Mais cette mobilisation du conservatisme, qu’il a prônée pendant le règne de Nicolas I, a échoué devant la coalition anglo-franco-turque lors de la Guerre de Crimée. Ces puissances voulaient empêcher la Russie de parfaire l’unité de tous les Slaves, notamment ceux des Balkans. L’avènement d’Alexandre II le déçoit: “Que peut le matérialisme banal du gouvernement contre le matérialisme révolutionnaire?”, interroge-t-il, inquiet des progrès du libéralisme en Russie.

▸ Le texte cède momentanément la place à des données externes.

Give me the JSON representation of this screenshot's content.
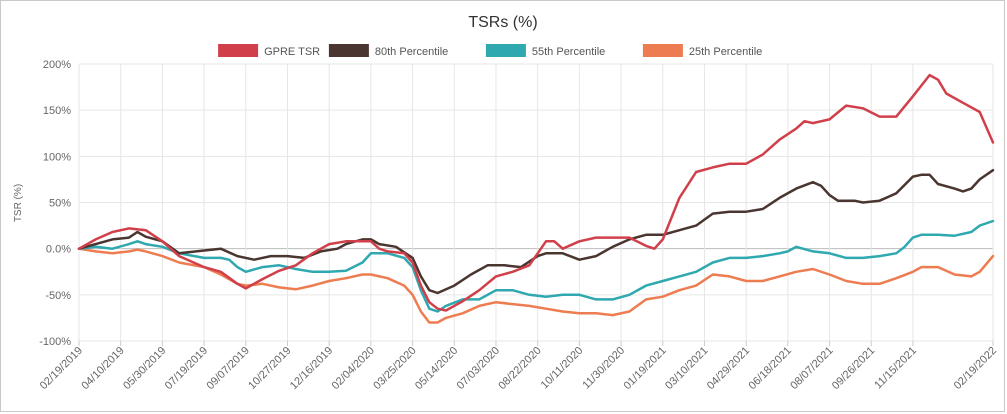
{
  "chart_data": {
    "type": "line",
    "title": "TSRs (%)",
    "xlabel": "",
    "ylabel": "TSR (%)",
    "ylim": [
      -100,
      200
    ],
    "ytick_values": [
      -100,
      -50,
      0,
      50,
      100,
      150,
      200
    ],
    "yticks": [
      "-100%",
      "-50%",
      "0.0%",
      "50%",
      "100%",
      "150%",
      "200%"
    ],
    "x_ticks": [
      "02/19/2019",
      "04/10/2019",
      "05/30/2019",
      "07/19/2019",
      "09/07/2019",
      "10/27/2019",
      "12/16/2019",
      "02/04/2020",
      "03/25/2020",
      "05/14/2020",
      "07/03/2020",
      "08/22/2020",
      "10/11/2020",
      "11/30/2020",
      "01/19/2021",
      "03/10/2021",
      "04/29/2021",
      "06/18/2021",
      "08/07/2021",
      "09/26/2021",
      "11/15/2021",
      "02/19/2022"
    ],
    "x_tick_index": [
      0,
      50,
      100,
      150,
      200,
      250,
      300,
      350,
      400,
      450,
      500,
      550,
      600,
      650,
      700,
      750,
      800,
      850,
      900,
      950,
      1000,
      1096
    ],
    "x_max": 1096,
    "legend_position": "top",
    "series": [
      {
        "name": "GPRE TSR",
        "color": "#d1404a",
        "points": [
          [
            0,
            0
          ],
          [
            20,
            10
          ],
          [
            40,
            18
          ],
          [
            60,
            22
          ],
          [
            80,
            20
          ],
          [
            100,
            8
          ],
          [
            120,
            -8
          ],
          [
            150,
            -20
          ],
          [
            170,
            -25
          ],
          [
            190,
            -38
          ],
          [
            200,
            -43
          ],
          [
            220,
            -33
          ],
          [
            240,
            -24
          ],
          [
            260,
            -18
          ],
          [
            280,
            -5
          ],
          [
            300,
            5
          ],
          [
            320,
            8
          ],
          [
            350,
            8
          ],
          [
            360,
            0
          ],
          [
            370,
            -3
          ],
          [
            390,
            -5
          ],
          [
            400,
            -15
          ],
          [
            410,
            -40
          ],
          [
            420,
            -58
          ],
          [
            430,
            -65
          ],
          [
            440,
            -67
          ],
          [
            460,
            -57
          ],
          [
            480,
            -45
          ],
          [
            500,
            -30
          ],
          [
            520,
            -25
          ],
          [
            540,
            -18
          ],
          [
            550,
            -5
          ],
          [
            560,
            8
          ],
          [
            570,
            8
          ],
          [
            580,
            0
          ],
          [
            600,
            8
          ],
          [
            620,
            12
          ],
          [
            640,
            12
          ],
          [
            660,
            12
          ],
          [
            680,
            3
          ],
          [
            690,
            0
          ],
          [
            700,
            10
          ],
          [
            720,
            55
          ],
          [
            740,
            83
          ],
          [
            760,
            88
          ],
          [
            780,
            92
          ],
          [
            800,
            92
          ],
          [
            820,
            102
          ],
          [
            840,
            118
          ],
          [
            860,
            130
          ],
          [
            870,
            138
          ],
          [
            880,
            136
          ],
          [
            900,
            140
          ],
          [
            920,
            155
          ],
          [
            940,
            152
          ],
          [
            960,
            143
          ],
          [
            980,
            143
          ],
          [
            1000,
            165
          ],
          [
            1020,
            188
          ],
          [
            1030,
            183
          ],
          [
            1040,
            168
          ],
          [
            1060,
            158
          ],
          [
            1080,
            148
          ],
          [
            1096,
            115
          ]
        ]
      },
      {
        "name": "80th Percentile",
        "color": "#4a3530",
        "points": [
          [
            0,
            0
          ],
          [
            20,
            5
          ],
          [
            40,
            10
          ],
          [
            60,
            12
          ],
          [
            70,
            18
          ],
          [
            80,
            13
          ],
          [
            100,
            8
          ],
          [
            120,
            -5
          ],
          [
            150,
            -2
          ],
          [
            170,
            0
          ],
          [
            190,
            -8
          ],
          [
            210,
            -12
          ],
          [
            230,
            -8
          ],
          [
            250,
            -8
          ],
          [
            270,
            -10
          ],
          [
            290,
            -3
          ],
          [
            310,
            0
          ],
          [
            320,
            5
          ],
          [
            340,
            10
          ],
          [
            350,
            10
          ],
          [
            360,
            5
          ],
          [
            380,
            2
          ],
          [
            400,
            -10
          ],
          [
            410,
            -30
          ],
          [
            420,
            -45
          ],
          [
            430,
            -48
          ],
          [
            450,
            -40
          ],
          [
            470,
            -28
          ],
          [
            490,
            -18
          ],
          [
            510,
            -18
          ],
          [
            530,
            -20
          ],
          [
            550,
            -8
          ],
          [
            560,
            -5
          ],
          [
            580,
            -5
          ],
          [
            600,
            -12
          ],
          [
            620,
            -8
          ],
          [
            640,
            2
          ],
          [
            660,
            10
          ],
          [
            680,
            15
          ],
          [
            700,
            15
          ],
          [
            720,
            20
          ],
          [
            740,
            25
          ],
          [
            760,
            38
          ],
          [
            780,
            40
          ],
          [
            800,
            40
          ],
          [
            820,
            43
          ],
          [
            840,
            55
          ],
          [
            860,
            65
          ],
          [
            880,
            72
          ],
          [
            890,
            68
          ],
          [
            900,
            58
          ],
          [
            910,
            52
          ],
          [
            920,
            52
          ],
          [
            930,
            52
          ],
          [
            940,
            50
          ],
          [
            960,
            52
          ],
          [
            980,
            60
          ],
          [
            1000,
            78
          ],
          [
            1010,
            80
          ],
          [
            1020,
            80
          ],
          [
            1030,
            70
          ],
          [
            1050,
            65
          ],
          [
            1060,
            62
          ],
          [
            1070,
            65
          ],
          [
            1080,
            75
          ],
          [
            1096,
            85
          ]
        ]
      },
      {
        "name": "55th Percentile",
        "color": "#2fa8b0",
        "points": [
          [
            0,
            0
          ],
          [
            20,
            2
          ],
          [
            40,
            0
          ],
          [
            60,
            5
          ],
          [
            70,
            8
          ],
          [
            80,
            5
          ],
          [
            100,
            2
          ],
          [
            120,
            -5
          ],
          [
            150,
            -10
          ],
          [
            170,
            -10
          ],
          [
            180,
            -12
          ],
          [
            190,
            -20
          ],
          [
            200,
            -25
          ],
          [
            220,
            -20
          ],
          [
            240,
            -18
          ],
          [
            260,
            -22
          ],
          [
            280,
            -25
          ],
          [
            300,
            -25
          ],
          [
            320,
            -24
          ],
          [
            340,
            -15
          ],
          [
            350,
            -5
          ],
          [
            370,
            -5
          ],
          [
            390,
            -10
          ],
          [
            400,
            -20
          ],
          [
            410,
            -45
          ],
          [
            420,
            -65
          ],
          [
            430,
            -68
          ],
          [
            440,
            -62
          ],
          [
            460,
            -55
          ],
          [
            480,
            -55
          ],
          [
            500,
            -45
          ],
          [
            520,
            -45
          ],
          [
            540,
            -50
          ],
          [
            560,
            -52
          ],
          [
            580,
            -50
          ],
          [
            600,
            -50
          ],
          [
            620,
            -55
          ],
          [
            640,
            -55
          ],
          [
            660,
            -50
          ],
          [
            680,
            -40
          ],
          [
            700,
            -35
          ],
          [
            720,
            -30
          ],
          [
            740,
            -25
          ],
          [
            760,
            -15
          ],
          [
            780,
            -10
          ],
          [
            800,
            -10
          ],
          [
            820,
            -8
          ],
          [
            840,
            -5
          ],
          [
            850,
            -3
          ],
          [
            860,
            2
          ],
          [
            880,
            -3
          ],
          [
            900,
            -5
          ],
          [
            920,
            -10
          ],
          [
            940,
            -10
          ],
          [
            960,
            -8
          ],
          [
            980,
            -5
          ],
          [
            990,
            2
          ],
          [
            1000,
            12
          ],
          [
            1010,
            15
          ],
          [
            1030,
            15
          ],
          [
            1050,
            14
          ],
          [
            1070,
            18
          ],
          [
            1080,
            25
          ],
          [
            1096,
            30
          ]
        ]
      },
      {
        "name": "25th Percentile",
        "color": "#ee7c51",
        "points": [
          [
            0,
            0
          ],
          [
            20,
            -3
          ],
          [
            40,
            -5
          ],
          [
            60,
            -3
          ],
          [
            70,
            -1
          ],
          [
            80,
            -3
          ],
          [
            100,
            -8
          ],
          [
            120,
            -15
          ],
          [
            150,
            -20
          ],
          [
            170,
            -28
          ],
          [
            190,
            -38
          ],
          [
            200,
            -40
          ],
          [
            220,
            -38
          ],
          [
            240,
            -42
          ],
          [
            260,
            -44
          ],
          [
            280,
            -40
          ],
          [
            300,
            -35
          ],
          [
            320,
            -32
          ],
          [
            340,
            -28
          ],
          [
            350,
            -28
          ],
          [
            370,
            -32
          ],
          [
            390,
            -40
          ],
          [
            400,
            -50
          ],
          [
            410,
            -68
          ],
          [
            420,
            -80
          ],
          [
            430,
            -80
          ],
          [
            440,
            -75
          ],
          [
            460,
            -70
          ],
          [
            480,
            -62
          ],
          [
            500,
            -58
          ],
          [
            520,
            -60
          ],
          [
            540,
            -62
          ],
          [
            560,
            -65
          ],
          [
            580,
            -68
          ],
          [
            600,
            -70
          ],
          [
            620,
            -70
          ],
          [
            640,
            -72
          ],
          [
            660,
            -68
          ],
          [
            680,
            -55
          ],
          [
            700,
            -52
          ],
          [
            720,
            -45
          ],
          [
            740,
            -40
          ],
          [
            760,
            -28
          ],
          [
            780,
            -30
          ],
          [
            800,
            -35
          ],
          [
            820,
            -35
          ],
          [
            840,
            -30
          ],
          [
            860,
            -25
          ],
          [
            880,
            -22
          ],
          [
            900,
            -28
          ],
          [
            920,
            -35
          ],
          [
            940,
            -38
          ],
          [
            960,
            -38
          ],
          [
            980,
            -32
          ],
          [
            1000,
            -25
          ],
          [
            1010,
            -20
          ],
          [
            1030,
            -20
          ],
          [
            1050,
            -28
          ],
          [
            1070,
            -30
          ],
          [
            1080,
            -25
          ],
          [
            1096,
            -8
          ]
        ]
      }
    ]
  }
}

Tioutchev n’a pas seulement émis des réflexions d’ordre métaphysique. Pendant toute sa carrière, il a tenté d’élaborer une politique russe à l’intérieur du concert européen, s’éloignant, dans cette optique, de l‘isolationnisme des slavophiles. Ceux-ci exaltaient le paysannat russe et critiquaient la politique de Pierre le Grand. Tioutchev, lui, exaltait cette figure car elle avait établi la Russie comme grande puissance dans le Concert européen. Il optait pour une alliance avec la Prusse, contre la France et l’Autriche. Il voulait mater le nationalisme polonais et favoriser l’unité italienne. En ce sens, il était “moderne”, à cheval entre deux tendances.
Un auteur à méditer, à l’heure où la Russie, une nouvelle fois, est écartelée entre deux volontés: repli sur elle-même ou occidentalisation.

Robert Steuckers.

(recension parue dans “Vouloir”, n°105/108, juillet-septembre 1993).